Differentiation of Benign and Malignant Breast Lesions Using ADC Values and ADC Ratio in Breast MRI.

Magnetic resonance imaging (MRI) of the breast has been increasingly used for the detailed evaluation of breast lesions. Diffusion-weighted imaging (DWI) gives additional information for the lesions based on tissue cellularity. The aim of our study was to evaluate the possibilities of DWI, apparent diffusion coefficient (ADC) value and ADC ratio (the ratio between the ADC of the lesion and the ADC of normal glandular tissue) to differentiate benign from malignant breast lesions.
MATERIALS AND METHODS: Eighty-seven patients with solid breast lesions (52 malignant and 35 benign) were examined on a 1.5 T MR scanner before histopathological evaluation. ADC values and ADC ratios were calculated.
RESULTS: The ADC values in the group with malignant tumors were significantly lower (mean 0.88 ± 0.15 × 10-3 mm2/s) in comparison with the group with benign lesions (mean 1.52 ± 0.23 × 10-3 mm2/s). A significantly lower ADC ratio was observed in the patients with malignant tumors (mean 0.66 ± 0.13) versus the patients with benign lesions (mean 1.12 ± 0.23). The cut-off point of the ADC value for differentiating malignant from benign breast tumors was 1.11 × 10-3 mm2/s with a sensitivity of 94.23%, specificity of 94.29%, and diagnostic accuracy of 98%, and an ADC ratio of ≤0.87 with a sensitivity of 94.23%, specificity of 91.43%, and a diagnostic accuracy of 95%.
CONCLUSION: According to the results from our study DWI, ADC values and ADC ratio proved to be valuable additional techniques with high sensitivity and specificity for distinguishing benign from malignant breast lesions.

1. Introduction

Breast soft tissue lesions often represent a diagnostic challenge in daily practice. Covering a wide spectrum of histological conditions, they are broadly subdivided into malignant and benign tumor lesions. Breast cancer is the most common malignancy in the female population [1,2] and was even reported to be the most common malignancy in the world for both sexes in 2020, accounting for 11,7% of all newly diagnosed malignancies, closely followed by lung cancer (11.4%) [2]. Early diagnosis, including interventional procedures for histological confirmation, is crucial for a better outcome of the disease. On the other hand, following histological examination, lesions in the breast are frequently confirmed to be benign in origin, so unnecessary biopsies are often reported [3,4]. In this aspect, applying a non-invasive imaging technique with a high diagnostic potential is of great importance to avoid unnecessary interventional procedures and reduce costs, solving the dilemma of whether it is a malignant or non-malignant lesion [5,6,7]. Magnetic resonance imaging (MRI) of the breast has been used increasingly during the last decade as a preferred problem-solving method in complicated and unclear cases such as in women with “dense breast”, multiple lesions, the evaluation of residual tumor, recurrence or granulation tissue after intervention [8,9,10], due to its ability to reveal both the morphologic structure and the kinetic properties of the pathologic lesion [8,11].

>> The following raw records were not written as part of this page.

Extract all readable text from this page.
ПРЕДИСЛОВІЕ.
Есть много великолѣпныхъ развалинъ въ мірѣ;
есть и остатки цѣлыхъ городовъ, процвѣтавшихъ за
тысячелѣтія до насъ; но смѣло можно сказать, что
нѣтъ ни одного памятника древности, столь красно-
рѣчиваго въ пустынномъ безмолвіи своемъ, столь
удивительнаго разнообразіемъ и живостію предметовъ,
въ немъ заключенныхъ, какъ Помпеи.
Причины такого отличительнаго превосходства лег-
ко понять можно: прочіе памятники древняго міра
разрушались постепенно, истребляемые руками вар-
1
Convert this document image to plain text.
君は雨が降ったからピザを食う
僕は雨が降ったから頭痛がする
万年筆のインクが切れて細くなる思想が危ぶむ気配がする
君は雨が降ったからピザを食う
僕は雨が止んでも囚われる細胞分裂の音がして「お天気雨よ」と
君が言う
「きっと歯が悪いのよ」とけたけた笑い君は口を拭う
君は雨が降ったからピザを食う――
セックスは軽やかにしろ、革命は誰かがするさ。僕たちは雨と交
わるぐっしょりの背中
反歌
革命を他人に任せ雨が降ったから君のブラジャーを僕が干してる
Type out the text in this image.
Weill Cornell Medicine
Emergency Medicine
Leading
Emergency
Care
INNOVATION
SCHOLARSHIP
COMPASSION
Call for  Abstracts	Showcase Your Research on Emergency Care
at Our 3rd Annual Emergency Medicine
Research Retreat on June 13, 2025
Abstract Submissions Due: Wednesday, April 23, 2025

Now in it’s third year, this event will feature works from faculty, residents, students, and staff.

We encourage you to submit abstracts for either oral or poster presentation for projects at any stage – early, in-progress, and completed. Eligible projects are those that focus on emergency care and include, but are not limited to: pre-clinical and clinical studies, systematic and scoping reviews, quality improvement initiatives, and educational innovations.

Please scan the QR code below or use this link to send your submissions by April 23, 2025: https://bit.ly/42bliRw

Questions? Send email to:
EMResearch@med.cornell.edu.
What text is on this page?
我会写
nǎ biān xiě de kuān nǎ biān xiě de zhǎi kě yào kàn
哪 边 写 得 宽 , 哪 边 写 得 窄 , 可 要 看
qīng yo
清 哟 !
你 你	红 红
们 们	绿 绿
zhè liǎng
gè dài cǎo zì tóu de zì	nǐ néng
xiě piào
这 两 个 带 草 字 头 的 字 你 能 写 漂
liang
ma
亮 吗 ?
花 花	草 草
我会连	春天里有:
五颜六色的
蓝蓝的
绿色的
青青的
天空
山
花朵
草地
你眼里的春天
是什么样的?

Diffusion-weighted imaging (DWI) is a fast non-contrast MRI technique based on the free movement of water molecules in the extracellular space and reflects tissue cellularity. The motion of water molecules is more restricted in tissues with high cellularity and less restricted in areas of low cellularity [12,13]. Based on this characteristic, DWI can create contrast images that differ from the conventional T1- and T2-weighted images. Signal intensity in diffusion-weighted imaging is inversely proportional to the degree of water molecule diffusion [14], which means that structures with high cellularity and restriction in diffusion will present with a more intense signal. Furthermore, DWI allows the quantitative evaluation of water diffusion, using the apparent diffusion coefficient (ADC). Its value is calculated in square millimeters per second (mm2/s) and can be measured by assessing the signal attenuation that occurs at diffusion-weighted imaging performed with at least two different b values [14]. Breast cancer usually presents with a restricted diffusion of water molecules which leads to increased DWI signal. The ADC value is lower as compared to normal breast tissue and benign lesions of the breast [14,15]. High ADC values are rarely reported in malignant lesions [16,17]. Some authors additionally used the ADC ratio between the ADC value of the lesion and ADC value of normal breast glandular tissue to further evaluate the diagnostic performance of DWI [18,19].

However, data in the literature on the diagnostic potential of the applied technique show some discrepancies, not only in terms of its sensitivity and specificity. Studies have also demonstrated some inconclusiveness regarding the ADC value threshold that could be trusted when attempting to non-invasively differentiate malignant from benign breast lesions [20,21].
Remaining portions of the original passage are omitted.